Here are things that you can do to recenter yourself, and connect with who you are:

  • Spending a few minutes near a river, stream, or creek or simply outside to enjoy nature

  • Lying on the ground and taking in the fresh air

  • Being with a loved one without distractions

  • Sitting on the porch while reading, or knitting something, or with a nice drink

  • Walking or driving for an hour, any direction without a destination

  • Play air (or real) guitar or drums while listening to music

  • Greeting sunrise

  • Driving out to where the city lights do not interfere with the night sky

  • Praying or meditation

  • Sitting on a bridge with legs dangling over

  • Sitting by a window in a cafe and writing

  • Sitting in a circle of trees

  • Potting plants, being sure to get hands very muddy

  • Beholding beauty, grace, gratitude of things in life

All of these examples and more can help you slow down and refill your energy, with little effort. Making this a routine creates a cycle in which you can return home to myself every morning and every evening. Perhaps doing something on a schedule will bare the most fruits of true connection with self. The great thing is that after you do these practices, you can return to the world with renewed energy to go about your daily life. By taking time for yourself, the quality of your work in the rest of your life can improve.

Assessing Whether Your Teen/Child Needs Help

As parents there are a ton of things to consider/worry about. If you think your child may be in a position that they can benefit from therapy, here are some questions to ask yourself to help clarify.

  • What is your child telling you through their behaviors?

  • What physical symptoms has your child been experiencing?

  • What are you worried about for your child?

  • Are you as the parent experiencing anything that could be indirectly affecting your children?

Remember your children don’t have the same language adults have when it comes to explaining whats going on with them, ask them about their feelings.
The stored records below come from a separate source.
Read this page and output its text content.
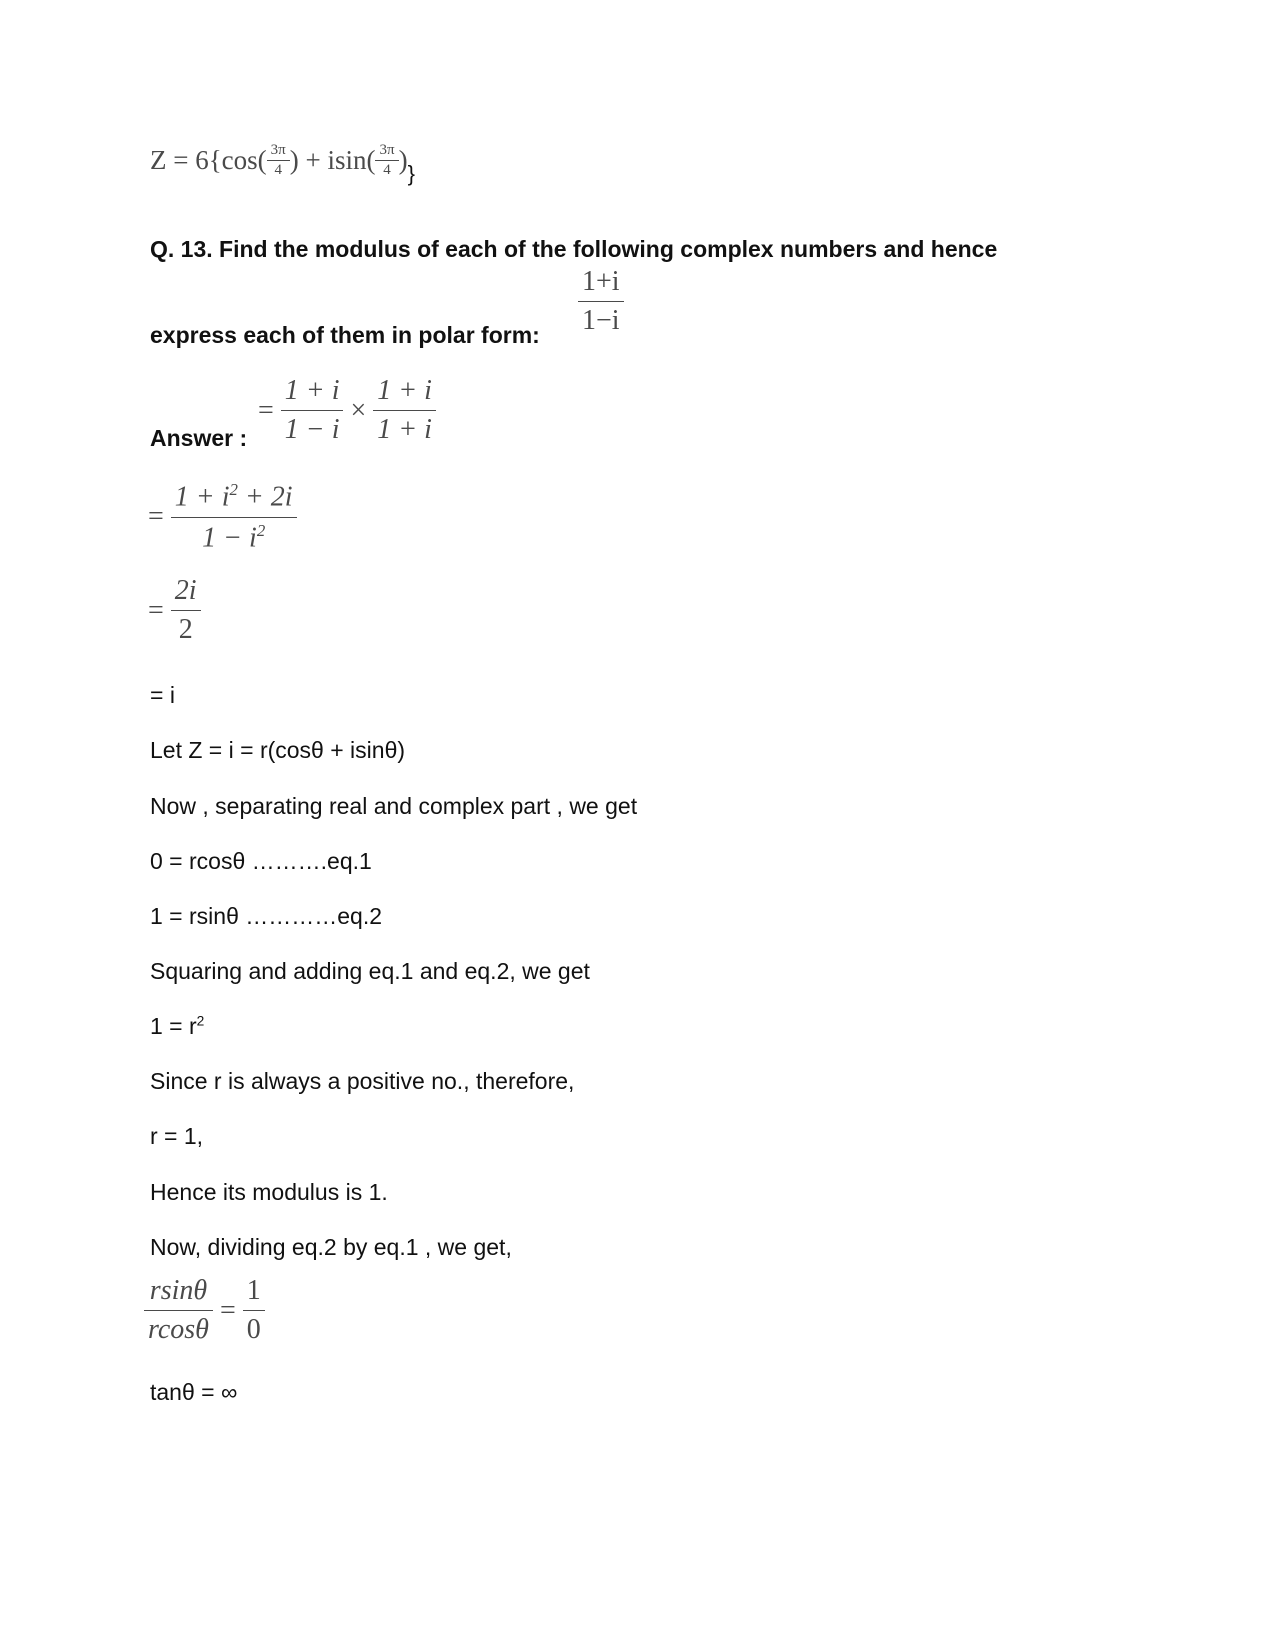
$Z = 6\{\cos( \frac{3\pi}{4}$ ) + $isin( \frac{3\pi}{4}$ )}
Q. 13. Find the modulus of each of the following complex numbers and hence
express each of them in polar form: $\frac{1+i}{1-i}$
Answer :
= $\frac{1 + i}{1 - i} \times \frac{1 + i}{1 + i}$
= $\frac{1 + i^2 + 2i}{1 - i^2}$
= $\frac{2i}{2}$
= i
Let Z = i = r(cosθ + isinθ)
Now , separating real and complex part , we get
0 = rcosθ ……….eq.1
1 = rsinθ …………eq.2
Squaring and adding eq.1 and eq.2, we get
$1 = r^2$
Since r is always a positive no., therefore,
r = 1,
Hence its modulus is 1.
Now, dividing eq.2 by eq.1 , we get,
$\frac{rsin\theta}{rcos\theta} = \frac{1}{0}$
tanθ = ∞
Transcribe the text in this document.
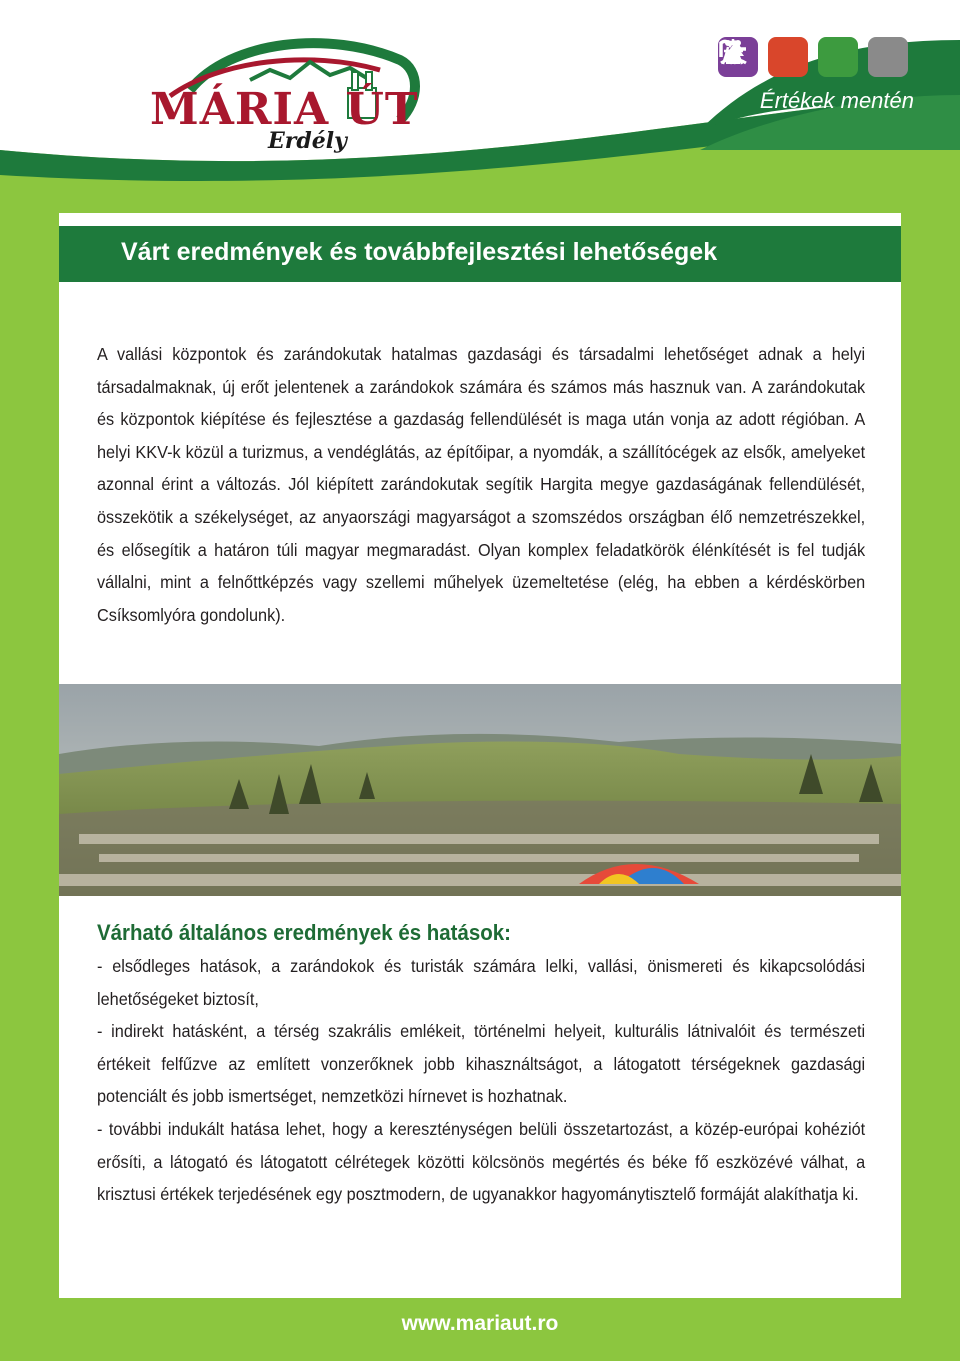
MÁRIA ÚT
Erdély
Értékek mentén
Várt eredmények és továbbfejlesztési lehetőségek
A vallási központok és zarándokutak hatalmas gazdasági és társadalmi lehetőséget adnak a helyi társadalmaknak, új erőt jelentenek a zarándokok számára és számos más hasznuk van. A zarándokutak és központok kiépítése és fejlesztése a gazdaság fellendülését is maga után vonja az adott régióban. A helyi KKV-k közül a turizmus, a vendéglátás, az építőipar, a nyomdák, a szállítócégek az elsők, amelyeket azonnal érint a változás. Jól kiépített zarándokutak segítik Hargita megye gazdaságának fellendülését, összekötik a székelységet, az anyaországi magyarságot a szomszédos országban élő nemzetrészekkel, és elősegítik a határon túli magyar megmaradást. Olyan komplex feladatkörök élénkítését is fel tudják vállalni, mint a felnőttképzés vagy szellemi műhelyek üzemeltetése (elég, ha ebben a kérdéskörben Csíksomlyóra gondolunk).
Várható általános eredmények és hatások:

- elsődleges hatások, a zarándokok és turisták számára lelki, vallási, önismereti és kikapcsolódási lehetőségeket biztosít,

- indirekt hatásként, a térség szakrális emlékeit, történelmi helyeit, kulturális látnivalóit és természeti értékeit felfűzve az említett vonzerőknek jobb kihasználtságot, a látogatott térségeknek gazdasági potenciált és jobb ismertséget, nemzetközi hírnevet is hozhatnak.

- további indukált hatása lehet, hogy a kereszténységen belüli összetartozást, a közép-európai kohéziót erősíti, a látogató és látogatott célrétegek közötti kölcsönös megértés és béke fő eszközévé válhat, a krisztusi értékek terjedésének egy posztmodern, de ugyanakkor hagyománytisztelő formáját alakíthatja ki.

www.mariaut.ro
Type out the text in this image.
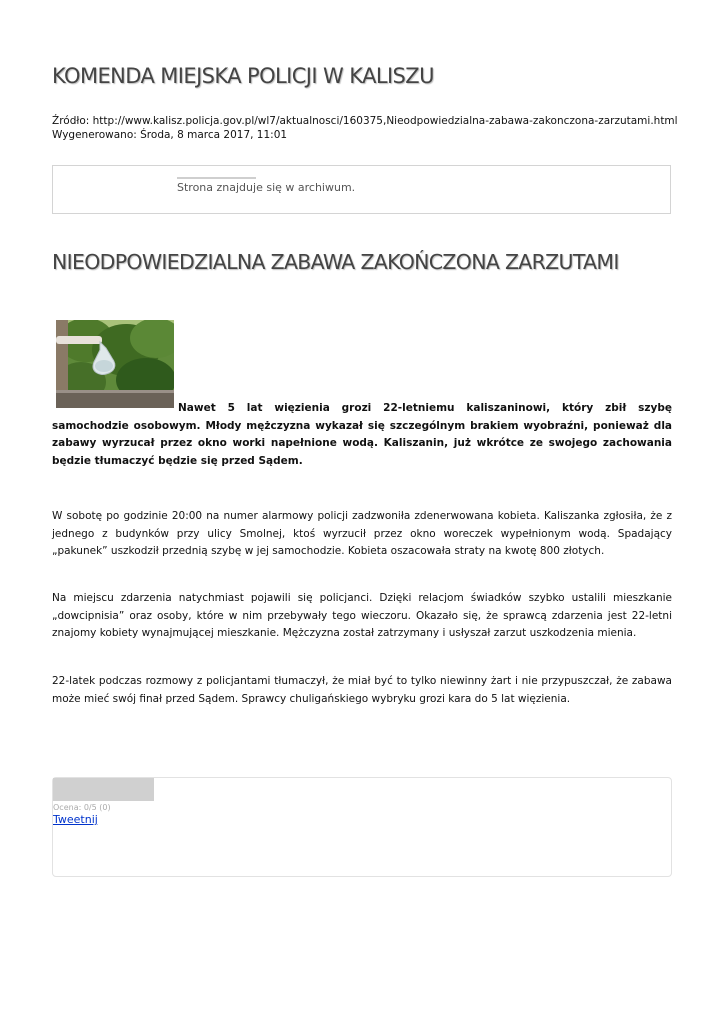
KOMENDA MIEJSKA POLICJI W KALISZU
Źródło: http://www.kalisz.policja.gov.pl/wl7/aktualnosci/160375,Nieodpowiedzialna-zabawa-zakonczona-zarzutami.html
Wygenerowano: Środa, 8 marca 2017, 11:01
Strona znajduje się w archiwum.
NIEODPOWIEDZIALNA ZABAWA ZAKOŃCZONA ZARZUTAMI

Nawet 5 lat więzienia grozi 22-letniemu kaliszaninowi, który zbił szybę samochodzie osobowym. Młody mężczyzna wykazał się szczególnym brakiem wyobraźni, ponieważ dla zabawy wyrzucał przez okno worki napełnione wodą. Kaliszanin, już wkrótce ze swojego zachowania będzie tłumaczyć będzie się przed Sądem.

W sobotę po godzinie 20:00 na numer alarmowy policji zadzwoniła zdenerwowana kobieta. Kaliszanka zgłosiła, że z jednego z budynków przy ulicy Smolnej, ktoś wyrzucił przez okno woreczek wypełnionym wodą. Spadający „pakunek” uszkodził przednią szybę w jej samochodzie. Kobieta oszacowała straty na kwotę 800 złotych.

Na miejscu zdarzenia natychmiast pojawili się policjanci. Dzięki relacjom świadków szybko ustalili mieszkanie „dowcipnisia” oraz osoby, które w nim przebywały tego wieczoru. Okazało się, że sprawcą zdarzenia jest 22-letni znajomy kobiety wynajmującej mieszkanie. Mężczyzna został zatrzymany i usłyszał zarzut uszkodzenia mienia.

22-latek podczas rozmowy z policjantami tłumaczył, że miał być to tylko niewinny żart i nie przypuszczał, że zabawa może mieć swój finał przed Sądem. Sprawcy chuligańskiego wybryku grozi kara do 5 lat więzienia.

Ocena: 0/5 (0)
Tweetnij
Again, emotional and mental issues often show up somatically, through physical pain, nausea, dizziness, sleep changes.

Your children are sponges, yes you may not be verbally sharing your stresses with them, yet your children are quite perspectives to their environment and the people in it.

Respond with Acceptance

Move Away from Blame

Blaming yourself, your child or others will most likely lead to anger and resentment

Start the Conversation

In a calm and clear way communicate your concern

Reach out for Support

Assemble a support system for yourself and your teen, whether that’s family, friends and/or a treatment team.